What amazes me is that liberals apparently believe that the analytical scientific process is so far superior to questions of faith, it is treated almost as a new religion. I don't mind that--when we're talking about SCIENCE.
But SCIENCE by its nature implies theories that are constantly questioned, tested, altered, etc. in a cycle.
Even Evolution is an ongoing debate. Not so much "Do animals evolve", but HOW do they evolve. And we constantly learn new data that changes what were thought to be sound theory. Evolution was thought for decades to be a slow, constant change. Then others postulated (and data supported) that evolution can and often does happen in sudden spurts.

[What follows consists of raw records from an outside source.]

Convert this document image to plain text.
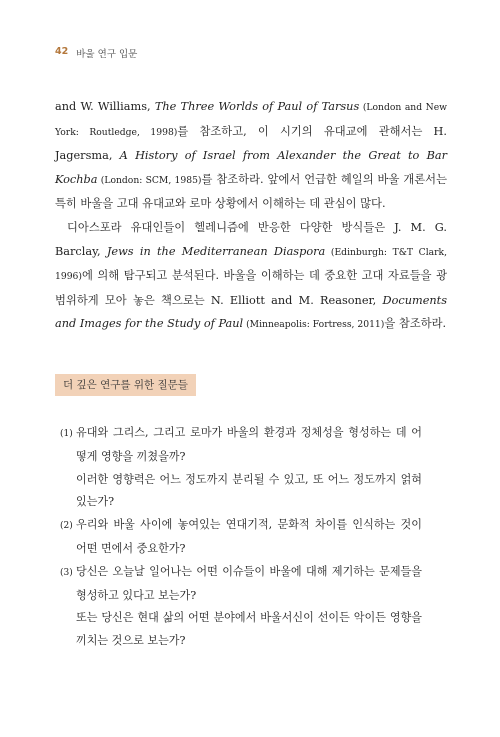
42 바울 연구 입문

and W. Williams, The Three Worlds of Paul of Tarsus (London and New York: Routledge, 1998)를 참조하고, 이 시기의 유대교에 관해서는 H. Jagersma, A History of Israel from Alexander the Great to Bar Kochba (London: SCM, 1985)를 참조하라. 앞에서 언급한 헤일의 바울 개론서는 특히 바울을 고대 유대교와 로마 상황에서 이해하는 데 관심이 많다.

디아스포라 유대인들이 헬레니즘에 반응한 다양한 방식들은 J. M. G. Barclay, Jews in the Mediterranean Diaspora (Edinburgh: T&T Clark, 1996)에 의해 탐구되고 분석된다. 바울을 이해하는 데 중요한 고대 자료들을 광범위하게 모아 놓은 책으로는 N. Elliott and M. Reasoner, Documents and Images for the Study of Paul (Minneapolis: Fortress, 2011)을 참조하라.

더 깊은 연구를 위한 질문들
(1) 유대와 그리스, 그리고 로마가 바울의 환경과 정체성을 형성하는 데 어떻게 영향을 끼쳤을까?

이러한 영향력은 어느 정도까지 분리될 수 있고, 또 어느 정도까지 얽혀있는가?

(2) 우리와 바울 사이에 놓여있는 연대기적, 문화적 차이를 인식하는 것이 어떤 면에서 중요한가?
(3) 당신은 오늘날 일어나는 어떤 이슈들이 바울에 대해 제기하는 문제들을 형성하고 있다고 보는가?

또는 당신은 현대 삶의 어떤 분야에서 바울서신이 선이든 악이든 영향을 끼치는 것으로 보는가?
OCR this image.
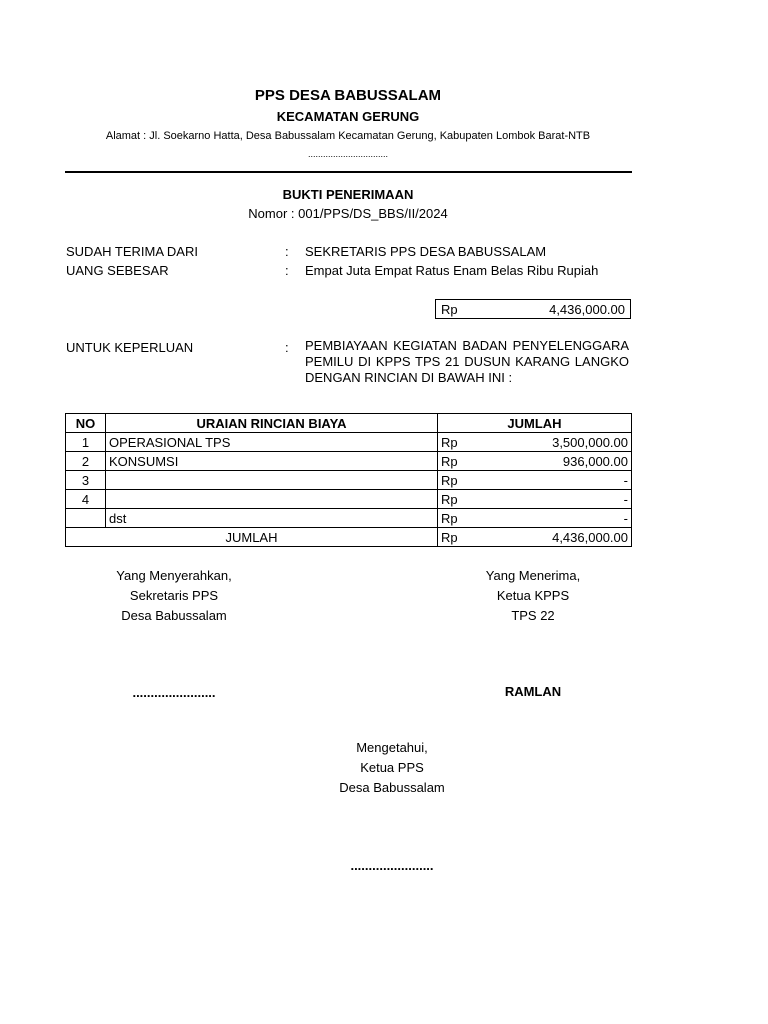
PPS DESA BABUSSALAM
KECAMATAN GERUNG
Alamat : Jl. Soekarno Hatta, Desa Babussalam Kecamatan Gerung, Kabupaten Lombok Barat-NTB
................................
BUKTI PENERIMAAN
Nomor : 001/PPS/DS_BBS/II/2024
SUDAH TERIMA DARI	: SEKRETARIS PPS DESA BABUSSALAM
UANG SEBESAR	: Empat Juta Empat Ratus Enam Belas Ribu Rupiah
Rp	4,436,000.00
UNTUK KEPERLUAN	: PEMBIAYAAN KEGIATAN BADAN PENYELENGGARA PEMILU DI KPPS TPS 21 DUSUN KARANG LANGKO DENGAN RINCIAN DI BAWAH INI :
NO	URAIAN RINCIAN BIAYA	JUMLAH	
1	OPERASIONAL TPS	Rp	3,500,000.00
2	KONSUMSI	Rp	936,000.00
3		Rp	-
4		Rp	-
	dst	Rp	-
JUMLAH		Rp	4,436,000.00
Yang Menyerahkan,
Sekretaris PPS
Desa Babussalam
.......................
Yang Menerima,
Ketua KPPS
TPS 22
RAMLAN
Mengetahui,
Ketua PPS
Desa Babussalam
.......................
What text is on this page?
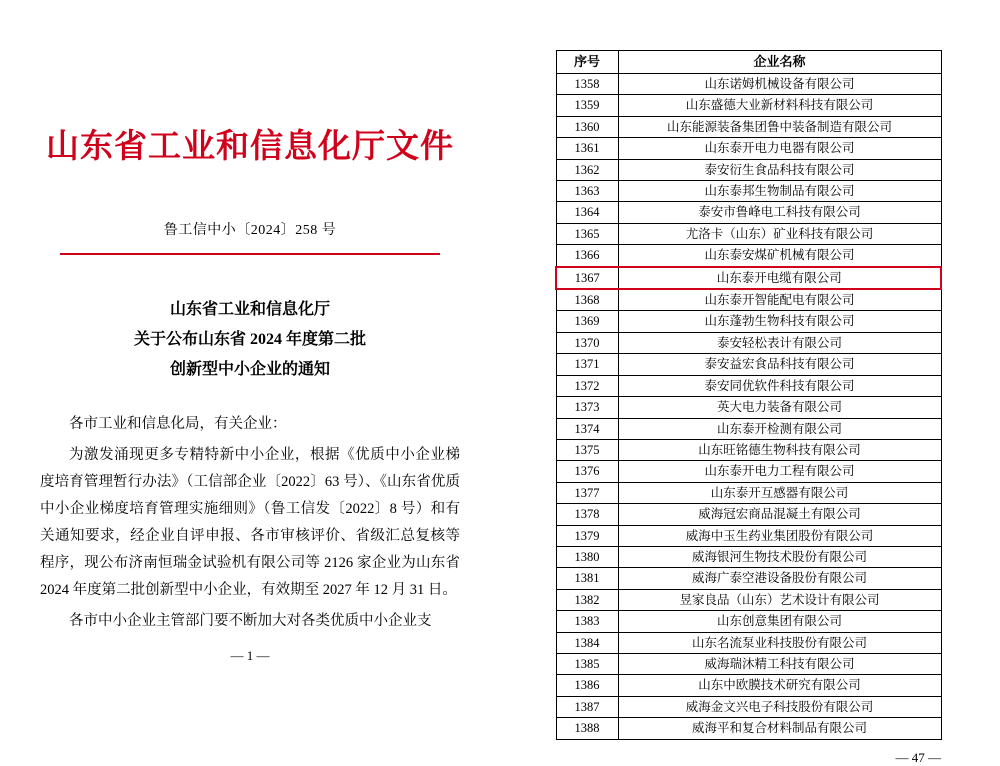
山东省工业和信息化厅文件
鲁工信中小〔2024〕258 号
山东省工业和信息化厅
关于公布山东省 2024 年度第二批
创新型中小企业的通知

各市工业和信息化局，有关企业：

为激发涌现更多专精特新中小企业，根据《优质中小企业梯度培育管理暂行办法》（工信部企业〔2022〕63 号）、《山东省优质中小企业梯度培育管理实施细则》（鲁工信发〔2022〕8 号）和有关通知要求，经企业自评申报、各市审核评价、省级汇总复核等程序，现公布济南恒瑞金试验机有限公司等 2126 家企业为山东省 2024 年度第二批创新型中小企业，有效期至 2027 年 12 月 31 日。

各市中小企业主管部门要不断加大对各类优质中小企业支

— 1 —
序号	企业名称
1358	山东诺姆机械设备有限公司
1359	山东盛德大业新材料科技有限公司
1360	山东能源装备集团鲁中装备制造有限公司
1361	山东泰开电力电器有限公司
1362	泰安衍生食品科技有限公司
1363	山东泰邦生物制品有限公司
1364	泰安市鲁峰电工科技有限公司
1365	尤洛卡（山东）矿业科技有限公司
1366	山东泰安煤矿机械有限公司
1367	山东泰开电缆有限公司
1368	山东泰开智能配电有限公司
1369	山东蓬勃生物科技有限公司
1370	泰安轻松表计有限公司
1371	泰安益宏食品科技有限公司
1372	泰安同优软件科技有限公司
1373	英大电力装备有限公司
1374	山东泰开检测有限公司
1375	山东旺铭德生物科技有限公司
1376	山东泰开电力工程有限公司
1377	山东泰开互感器有限公司
1378	威海冠宏商品混凝土有限公司
1379	威海中玉生药业集团股份有限公司
1380	威海银河生物技术股份有限公司
1381	威海广泰空港设备股份有限公司
1382	昱家良品（山东）艺术设计有限公司
1383	山东创意集团有限公司
1384	山东名流泵业科技股份有限公司
1385	威海瑞沐精工科技有限公司
1386	山东中欧膜技术研究有限公司
1387	威海金文兴电子科技股份有限公司
1388	威海平和复合材料制品有限公司
— 47 —
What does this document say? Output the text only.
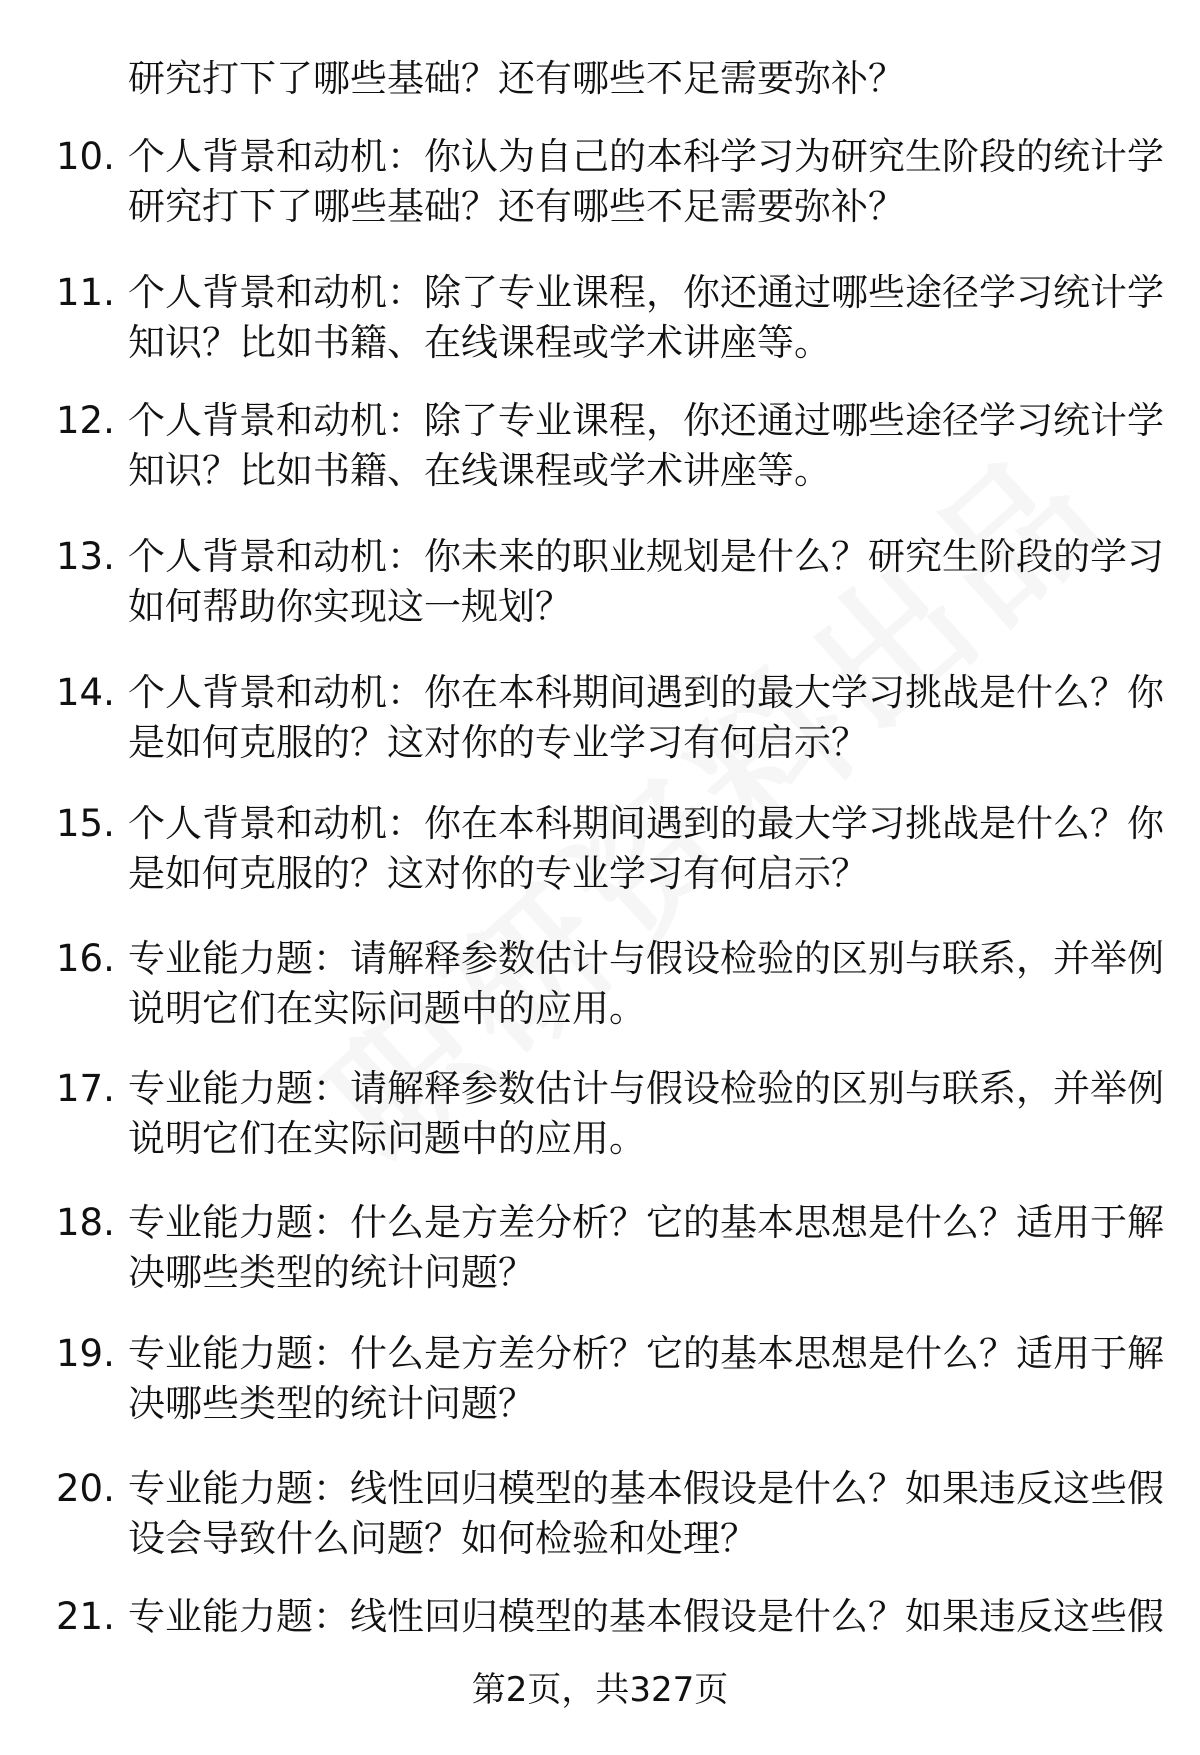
研究打下了哪些基础？还有哪些不足需要弥补？
10. 个人背景和动机：你认为自己的本科学习为研究生阶段的统计学
研究打下了哪些基础？还有哪些不足需要弥补？
11. 个人背景和动机：除了专业课程，你还通过哪些途径学习统计学
知识？比如书籍、在线课程或学术讲座等。
12. 个人背景和动机：除了专业课程，你还通过哪些途径学习统计学
知识？比如书籍、在线课程或学术讲座等。
13. 个人背景和动机：你未来的职业规划是什么？研究生阶段的学习
如何帮助你实现这一规划？
14. 个人背景和动机：你在本科期间遇到的最大学习挑战是什么？你
是如何克服的？这对你的专业学习有何启示？
15. 个人背景和动机：你在本科期间遇到的最大学习挑战是什么？你
是如何克服的？这对你的专业学习有何启示？
16. 专业能力题：请解释参数估计与假设检验的区别与联系，并举例
说明它们在实际问题中的应用。
17. 专业能力题：请解释参数估计与假设检验的区别与联系，并举例
说明它们在实际问题中的应用。
18. 专业能力题：什么是方差分析？它的基本思想是什么？适用于解
决哪些类型的统计问题？
19. 专业能力题：什么是方差分析？它的基本思想是什么？适用于解
决哪些类型的统计问题？
20. 专业能力题：线性回归模型的基本假设是什么？如果违反这些假
设会导致什么问题？如何检验和处理？
21. 专业能力题：线性回归模型的基本假设是什么？如果违反这些假
第2页，共327页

Anthropologists had decided that Humans had evolved on an open plain, and our bipedalism was explained as an adaptation to that environment. Now new discoveries point to tropical forests as our birth place.
The debate is NEVER over in science, Mr. Gore.
BS
What possible good does badgering the author about the Earth entering the Holocene inter-glacial period do? hmm?
If you are REALLY interested, why don't you look up what Milankovich Cycles are?
Doc
Red scare; nuclear Armageddon; global freeze; etc. Now it's global warming. It seems every generation needs its own version of the apocalypse.
The simple answer is that Beeb got it wrong. There has been no "break" in the warming trend. Mean temperatures tick up and down annually but the line over 10 and twenty years is clearly on an upward trend, as are other longer term trend lines:
[Go to realclimate dot org to see for yourself]
And new scientific evidence appears on an almost daily basis, adding to the existing mountain of evidence already in the literature, pointing inexorably in one direction: warming and significant climatic disruption.
I've been following this subject for close to 20 years and have had the privilege of knowing and working with some of the best domain scientists in the world (though I do not claim to be a climate scientist myself -- I do computer visualization). Nothing in the literature leads me to believe anything other than that AGW is a fact and that if we do not act quickly we will pay severe consequences.